After running the study, the results can be viewed using the same plots and
tools as usual. In addition, we have the option to display symmetric results
and see plots as if we had analyzed the full model.
Again, taking advantage of symmetry is great because it improves efficiency.
This example was quite simple and runs quickly, so I used a fine mesh to help
illustrate the differences between the full, half, and quarter studies. All
three studies produced the same results, but we can see that the quarter study
takes less than a quarter of the time needed to run the full study. And while
10 seconds isn’t a huge amount of time, using symmetry with more complex
studies, which can take minutes or hours to solve, makes a massive difference.
The last thing we should discuss here are situations where symmetry should not
be used. Since symmetry is represented with a restraint to the symmetry plane,
the full model should be use for buckling and frequency studies. Otherwise,
any buckling or vibration modes across the symmetry plane will not be
identified.
I encourage you to use symmetry when you can in your analyses. Check out the next part of this discussion to learn how to handle
non-orthogonal symmetry and symmetry on shell elements in SOLIDWORKS
Simulation.
Terence
Good post – looking forward to special symmetry cases and extreme symmetry. Or have I missed these?
Thanks,
Bill
Hi Bill,
Thanks for reading! It looks like our website team is a bit backlogged at the moment but the other parts should hopefully be up soon. Keep an eye out for them over the next few weeks!
Cheers,
Terence
Can symmetric thermal simulation be visualized? I don’t see any options to apply a symmetric boundary condition. Thus, the option to display full results isn’t available.
Thanks!
Hi Matt,
Unfortunately, that option isn’t available. As you probably already know, for a symmetrical thermal simulation, there is no heat flux across the plane of symmetry. For thermal studies without radiation, we represent this by not applying any thermal conditions to faces on the plane of symmetry so that they behave as insulated faces. Because we do not apply a “symmetry” boundary condition, we do not get the option to “display symmetric results”.

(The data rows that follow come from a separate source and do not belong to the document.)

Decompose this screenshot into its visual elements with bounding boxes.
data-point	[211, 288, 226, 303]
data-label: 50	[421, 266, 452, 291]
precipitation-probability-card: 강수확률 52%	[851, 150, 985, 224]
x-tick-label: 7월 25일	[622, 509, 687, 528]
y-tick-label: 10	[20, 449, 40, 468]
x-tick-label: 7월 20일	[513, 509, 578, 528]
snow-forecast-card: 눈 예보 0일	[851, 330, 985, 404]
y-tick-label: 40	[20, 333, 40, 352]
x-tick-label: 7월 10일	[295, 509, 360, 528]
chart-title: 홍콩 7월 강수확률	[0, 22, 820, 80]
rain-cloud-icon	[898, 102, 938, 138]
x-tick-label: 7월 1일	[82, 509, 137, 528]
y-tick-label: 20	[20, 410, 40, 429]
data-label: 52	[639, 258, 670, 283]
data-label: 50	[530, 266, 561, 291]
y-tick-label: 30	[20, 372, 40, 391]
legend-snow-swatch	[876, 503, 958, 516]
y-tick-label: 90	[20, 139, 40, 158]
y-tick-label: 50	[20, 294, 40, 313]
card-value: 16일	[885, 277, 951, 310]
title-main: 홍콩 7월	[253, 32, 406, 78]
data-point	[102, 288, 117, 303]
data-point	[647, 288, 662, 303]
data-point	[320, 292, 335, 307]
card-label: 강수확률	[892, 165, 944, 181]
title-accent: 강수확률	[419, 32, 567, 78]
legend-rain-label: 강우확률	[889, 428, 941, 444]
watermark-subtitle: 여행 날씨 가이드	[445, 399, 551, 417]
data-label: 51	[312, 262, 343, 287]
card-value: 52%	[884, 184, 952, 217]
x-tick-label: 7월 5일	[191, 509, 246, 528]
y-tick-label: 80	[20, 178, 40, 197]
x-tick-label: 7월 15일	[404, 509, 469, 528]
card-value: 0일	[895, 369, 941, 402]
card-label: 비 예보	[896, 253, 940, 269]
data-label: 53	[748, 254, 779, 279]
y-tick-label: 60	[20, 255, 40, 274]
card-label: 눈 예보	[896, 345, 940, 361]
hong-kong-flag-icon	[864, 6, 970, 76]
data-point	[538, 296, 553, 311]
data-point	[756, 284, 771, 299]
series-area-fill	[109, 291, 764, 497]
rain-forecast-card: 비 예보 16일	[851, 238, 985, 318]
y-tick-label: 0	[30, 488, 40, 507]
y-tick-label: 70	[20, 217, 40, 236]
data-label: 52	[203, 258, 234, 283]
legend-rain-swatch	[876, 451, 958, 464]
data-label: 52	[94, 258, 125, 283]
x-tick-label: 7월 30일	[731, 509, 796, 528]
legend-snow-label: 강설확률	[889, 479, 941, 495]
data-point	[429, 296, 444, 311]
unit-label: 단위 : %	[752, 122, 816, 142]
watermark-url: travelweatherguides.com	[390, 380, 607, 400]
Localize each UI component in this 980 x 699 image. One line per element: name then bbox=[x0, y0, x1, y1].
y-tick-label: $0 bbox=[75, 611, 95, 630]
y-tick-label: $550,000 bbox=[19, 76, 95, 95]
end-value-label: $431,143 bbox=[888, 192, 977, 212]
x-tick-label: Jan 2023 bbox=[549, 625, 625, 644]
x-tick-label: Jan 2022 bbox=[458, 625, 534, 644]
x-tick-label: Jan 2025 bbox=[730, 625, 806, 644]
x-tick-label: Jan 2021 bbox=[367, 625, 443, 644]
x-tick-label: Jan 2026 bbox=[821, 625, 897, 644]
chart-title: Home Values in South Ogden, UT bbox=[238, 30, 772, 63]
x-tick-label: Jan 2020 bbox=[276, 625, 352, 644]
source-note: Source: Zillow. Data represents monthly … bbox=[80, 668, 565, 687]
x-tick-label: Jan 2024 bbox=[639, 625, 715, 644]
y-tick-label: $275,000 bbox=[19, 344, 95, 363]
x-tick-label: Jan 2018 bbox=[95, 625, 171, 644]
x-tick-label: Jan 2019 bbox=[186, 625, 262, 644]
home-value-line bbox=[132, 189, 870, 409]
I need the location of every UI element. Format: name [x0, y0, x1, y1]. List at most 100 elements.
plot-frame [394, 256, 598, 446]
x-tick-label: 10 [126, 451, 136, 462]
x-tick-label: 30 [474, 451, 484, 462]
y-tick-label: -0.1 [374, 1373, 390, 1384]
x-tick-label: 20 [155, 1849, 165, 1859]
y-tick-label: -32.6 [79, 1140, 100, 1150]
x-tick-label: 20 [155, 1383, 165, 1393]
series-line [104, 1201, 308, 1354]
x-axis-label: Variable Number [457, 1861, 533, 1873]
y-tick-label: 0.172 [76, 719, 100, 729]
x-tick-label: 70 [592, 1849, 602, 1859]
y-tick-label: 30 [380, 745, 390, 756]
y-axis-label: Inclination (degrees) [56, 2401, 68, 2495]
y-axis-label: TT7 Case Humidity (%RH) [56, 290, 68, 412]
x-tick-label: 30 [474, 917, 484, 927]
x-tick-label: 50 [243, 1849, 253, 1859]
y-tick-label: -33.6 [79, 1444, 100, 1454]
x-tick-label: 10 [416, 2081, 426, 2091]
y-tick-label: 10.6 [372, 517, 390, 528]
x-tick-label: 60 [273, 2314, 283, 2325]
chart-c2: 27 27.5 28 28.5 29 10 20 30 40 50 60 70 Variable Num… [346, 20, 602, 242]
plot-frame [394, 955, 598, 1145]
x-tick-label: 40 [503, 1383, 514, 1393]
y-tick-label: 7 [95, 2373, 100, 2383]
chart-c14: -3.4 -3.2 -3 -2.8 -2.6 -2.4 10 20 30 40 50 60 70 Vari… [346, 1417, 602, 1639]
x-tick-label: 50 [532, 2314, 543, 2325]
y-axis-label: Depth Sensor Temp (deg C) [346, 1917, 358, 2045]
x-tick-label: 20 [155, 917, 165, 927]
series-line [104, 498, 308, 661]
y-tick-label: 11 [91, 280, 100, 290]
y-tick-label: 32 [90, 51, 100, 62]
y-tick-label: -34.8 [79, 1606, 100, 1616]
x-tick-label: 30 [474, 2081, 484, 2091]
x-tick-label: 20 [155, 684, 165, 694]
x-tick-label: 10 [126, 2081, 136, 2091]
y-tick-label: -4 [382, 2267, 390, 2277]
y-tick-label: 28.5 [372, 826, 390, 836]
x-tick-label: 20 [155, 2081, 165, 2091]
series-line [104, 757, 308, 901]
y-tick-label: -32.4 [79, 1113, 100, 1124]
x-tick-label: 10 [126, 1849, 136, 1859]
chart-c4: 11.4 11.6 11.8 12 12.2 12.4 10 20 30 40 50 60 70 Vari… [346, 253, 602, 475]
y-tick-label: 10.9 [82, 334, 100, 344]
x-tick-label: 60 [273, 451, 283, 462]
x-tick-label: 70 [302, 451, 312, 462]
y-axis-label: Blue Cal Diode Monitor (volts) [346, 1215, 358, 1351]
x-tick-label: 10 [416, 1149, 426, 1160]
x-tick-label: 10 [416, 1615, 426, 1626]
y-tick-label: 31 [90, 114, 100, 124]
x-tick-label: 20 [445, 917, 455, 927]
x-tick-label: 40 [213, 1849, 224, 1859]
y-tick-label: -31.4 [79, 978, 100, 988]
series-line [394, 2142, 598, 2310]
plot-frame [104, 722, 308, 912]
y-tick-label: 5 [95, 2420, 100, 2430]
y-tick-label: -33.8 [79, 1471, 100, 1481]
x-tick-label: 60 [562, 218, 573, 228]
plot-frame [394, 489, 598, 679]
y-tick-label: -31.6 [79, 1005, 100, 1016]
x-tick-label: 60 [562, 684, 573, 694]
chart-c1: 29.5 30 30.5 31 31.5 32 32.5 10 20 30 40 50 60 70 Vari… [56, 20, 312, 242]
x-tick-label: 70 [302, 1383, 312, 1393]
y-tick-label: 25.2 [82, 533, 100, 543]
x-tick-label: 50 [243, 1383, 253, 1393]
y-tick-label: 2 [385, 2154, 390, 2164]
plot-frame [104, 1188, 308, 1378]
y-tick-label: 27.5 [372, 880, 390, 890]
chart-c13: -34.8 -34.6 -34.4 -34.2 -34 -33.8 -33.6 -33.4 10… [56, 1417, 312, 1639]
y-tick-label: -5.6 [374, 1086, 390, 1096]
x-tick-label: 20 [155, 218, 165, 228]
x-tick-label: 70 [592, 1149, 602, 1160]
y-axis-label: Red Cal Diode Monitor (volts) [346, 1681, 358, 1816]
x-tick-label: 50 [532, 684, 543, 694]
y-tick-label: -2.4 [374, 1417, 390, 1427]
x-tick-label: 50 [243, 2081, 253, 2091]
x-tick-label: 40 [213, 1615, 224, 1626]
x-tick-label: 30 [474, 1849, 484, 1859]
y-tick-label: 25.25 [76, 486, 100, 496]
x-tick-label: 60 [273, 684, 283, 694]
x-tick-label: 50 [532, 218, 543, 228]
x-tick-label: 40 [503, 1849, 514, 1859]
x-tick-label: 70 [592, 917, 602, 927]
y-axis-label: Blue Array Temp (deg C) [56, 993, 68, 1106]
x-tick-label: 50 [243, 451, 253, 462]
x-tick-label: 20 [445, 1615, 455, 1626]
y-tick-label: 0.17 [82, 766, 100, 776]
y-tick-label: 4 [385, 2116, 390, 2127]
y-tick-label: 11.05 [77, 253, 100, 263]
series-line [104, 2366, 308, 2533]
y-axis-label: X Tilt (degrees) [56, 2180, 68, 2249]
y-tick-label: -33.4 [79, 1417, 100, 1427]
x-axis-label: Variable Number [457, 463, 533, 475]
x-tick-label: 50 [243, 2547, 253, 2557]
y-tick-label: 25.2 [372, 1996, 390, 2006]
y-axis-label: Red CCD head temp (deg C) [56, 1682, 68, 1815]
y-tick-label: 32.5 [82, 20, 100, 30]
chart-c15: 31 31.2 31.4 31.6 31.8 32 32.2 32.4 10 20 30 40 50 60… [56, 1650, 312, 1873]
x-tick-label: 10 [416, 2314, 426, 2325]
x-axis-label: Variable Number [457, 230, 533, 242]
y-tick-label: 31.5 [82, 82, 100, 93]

I encourage you to submit an enhancement request through the customer portal. Maybe they can add a symmetry condition for thermal in a future version.
Cheers,
Terence
hello sir. May I have the file bracket? this is my email: [email protected]
I have a few of comments about symmetry to add:
1. In addition to loading and geometry, there should also be symmetry with respect to material properties, although this is more often the case than not if the geometry is symmetric.
2. The real test of symmetry is whether the Results are symmetric. But one may ask how would you know this before solving the problem? Well, the best way to answer this is that for any simulation one should already have a very good idea of what the answer will look like, and the calculated results only provide all the detailed information. Or one should have prior experience that a similar model and setup yields symmetric results. A simple test of a full model with a coarse mesh, and/or 1st-order elements, can also give an idea of the final result.
This is also why it is suggested to avoid using symmetry for frequency and buckling problems; it would ignore the non-symmetric mode shapes that may result. So along the same thread, dynamic problems should follow the same logic as above regarding prior knowledge of the solution.
3. If some of the geometry can be ignored or simplified, without significantly changing the results, so that it becomes symmetric, then this is recommended approach as well. An example that I frequently would use is the screw top of a pressurized bottle; I would eliminate the screw portion, if I am most interested in the stresses at the bottom radius of the bottle, to make the bottle axisymmetric (part of Terence’s extreme symmetry using 2D simplification).
4. I’ve been doing simulations for over 25 years, and even though there is a night-and-day difference with computing hardware from now to back then, using symmetry is still a useful tool as the complexity, detail and accuracy of the problems that we are trying to solve continually increases as well.
How about an antisymmetric relation?